The injuries freed up the Bengals to focus their defense on Kupp, who caught just two passes between his TD reception early in the second quarter and the Rams’ final drive, barely getting a look at the ball in the middle quarters.
Improbably, the Rams still made it work with the game on the line.
With the insistence of a video gamer who incessantly mashes the button for his most talented receiver, Stafford targeted Kupp repeatedly on the final drive, all the way to Kupp’s decisive 1-yard TD catch with 1:25 to play.
“It just comes down to this team and they way we prepared, they way we loved each other, trusted each other,” Kupp said.
The Rams won the Super Bowl with nobody other than Kupp catching more than four passes.

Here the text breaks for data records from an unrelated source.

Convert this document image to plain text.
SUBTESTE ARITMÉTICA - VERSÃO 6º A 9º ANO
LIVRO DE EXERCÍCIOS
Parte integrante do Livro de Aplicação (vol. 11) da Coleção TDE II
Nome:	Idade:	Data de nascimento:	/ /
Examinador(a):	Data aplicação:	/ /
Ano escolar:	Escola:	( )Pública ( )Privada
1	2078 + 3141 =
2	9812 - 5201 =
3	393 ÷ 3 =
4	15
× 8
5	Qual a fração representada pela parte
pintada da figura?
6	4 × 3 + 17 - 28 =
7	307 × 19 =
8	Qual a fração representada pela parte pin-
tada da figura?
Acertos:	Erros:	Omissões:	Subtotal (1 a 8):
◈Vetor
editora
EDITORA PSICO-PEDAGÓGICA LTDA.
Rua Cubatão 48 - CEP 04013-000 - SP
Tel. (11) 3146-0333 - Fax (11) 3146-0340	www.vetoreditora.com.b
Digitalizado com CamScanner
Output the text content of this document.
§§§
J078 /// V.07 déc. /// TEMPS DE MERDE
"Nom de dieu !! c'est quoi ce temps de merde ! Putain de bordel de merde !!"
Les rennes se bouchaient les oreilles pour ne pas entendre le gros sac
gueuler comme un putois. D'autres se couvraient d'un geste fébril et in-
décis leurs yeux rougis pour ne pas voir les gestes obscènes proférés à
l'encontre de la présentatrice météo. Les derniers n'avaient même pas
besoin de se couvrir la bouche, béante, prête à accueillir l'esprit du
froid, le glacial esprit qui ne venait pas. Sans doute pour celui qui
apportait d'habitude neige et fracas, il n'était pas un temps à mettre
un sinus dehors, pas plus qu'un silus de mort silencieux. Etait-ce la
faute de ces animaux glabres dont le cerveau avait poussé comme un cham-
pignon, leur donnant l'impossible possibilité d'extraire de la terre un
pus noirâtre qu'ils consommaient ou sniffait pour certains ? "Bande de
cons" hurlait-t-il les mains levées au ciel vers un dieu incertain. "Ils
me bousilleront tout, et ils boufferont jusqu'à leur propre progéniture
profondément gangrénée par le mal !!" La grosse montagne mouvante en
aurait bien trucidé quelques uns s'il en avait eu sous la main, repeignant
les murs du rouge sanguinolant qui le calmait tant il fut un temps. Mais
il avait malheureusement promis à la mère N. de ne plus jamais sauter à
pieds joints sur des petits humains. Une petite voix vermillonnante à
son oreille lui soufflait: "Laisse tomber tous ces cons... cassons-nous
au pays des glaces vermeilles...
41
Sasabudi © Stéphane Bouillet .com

For an offense built on star power and variety of attack, this scenario probably wasn’t ideal for McVay — but the Rams found a way.
The Rams lost Robert Woods, their productive veteran receiver, at midseason with a torn knee ligament. Right before that injury, disgruntled veteran DeSean Jackson asked to leave the team after just seven games — a disastrous decision that meant Jackson had to watch his hometown team win the Super Bowl without him.
Los Angeles then lost tight end Tyler Higbee to a knee injury in the NFC championship game, depriving Stafford of one of his most reliable targets.
And then in the second quarter of the Super Bowl, Beckham fell to the turf holding his left knee without a defender near him. He returned to the sideline in the second half, urgently cheering on his teammates — and then crying openly in the postgame celebration.
The players who replaced them in the Super Bowl were highly unlikely candidates.
Hopkins made one reception in the entire regular season, but he had four catches for 47 yards in the Super Bowl.
Skowronek, whose play on special teams has been much better than his work in the offense this season, was targeted five times by Stafford, but came up with just two catches.
The Rams’ lack of depth partly is an unfortunate side effect of loading the top of their roster with big names and huge paychecks. When injuries hit the Rams this season, the depth players that they could afford were not up to the same standard — and they struggled mightily at times with backup receivers, linebackers and defensive backs forced to play as starters.
Somehow they overcame it all, winning the franchise’s first Los Angeles championship with that severely depleted receiving group and a defense that included a 37-year-old safety who had been retired for two years before this postseason (Eric Weddle) backing a largely undistinguished group of linebackers that somehow survived Joe Burrow’s persistent targeting of receivers over the middle.
“We just stuck to it,” two-time Super Bowl champion Von Miller said. “It wasn’t a speech or nothing. We just stuck to it. We kept doing the same things we’ve been doing all season. We fought through adversity all season long. Just take it one play at a time. We believed in the rush.”
The Rams’ passing problems were compounded by their utter inability to run the ball — and McVay’s insistence on continuing to try. Los Angeles repeatedly ran first-down plays into the immobile line for setbacks and minor gains, but McVay continued to run it with Henderson, Cam Akers and Sony Michel.
Los Angeles had 23 rushing attempts for 43 yards — and it still won the Super Bowl.
“Not a lot of good situations I put us in,” McVay said. “But you put the ball in your best players’ hands when it matters the most, and that’s what we did with Matthew. And he delivered in a big way, and he’s a world champ.”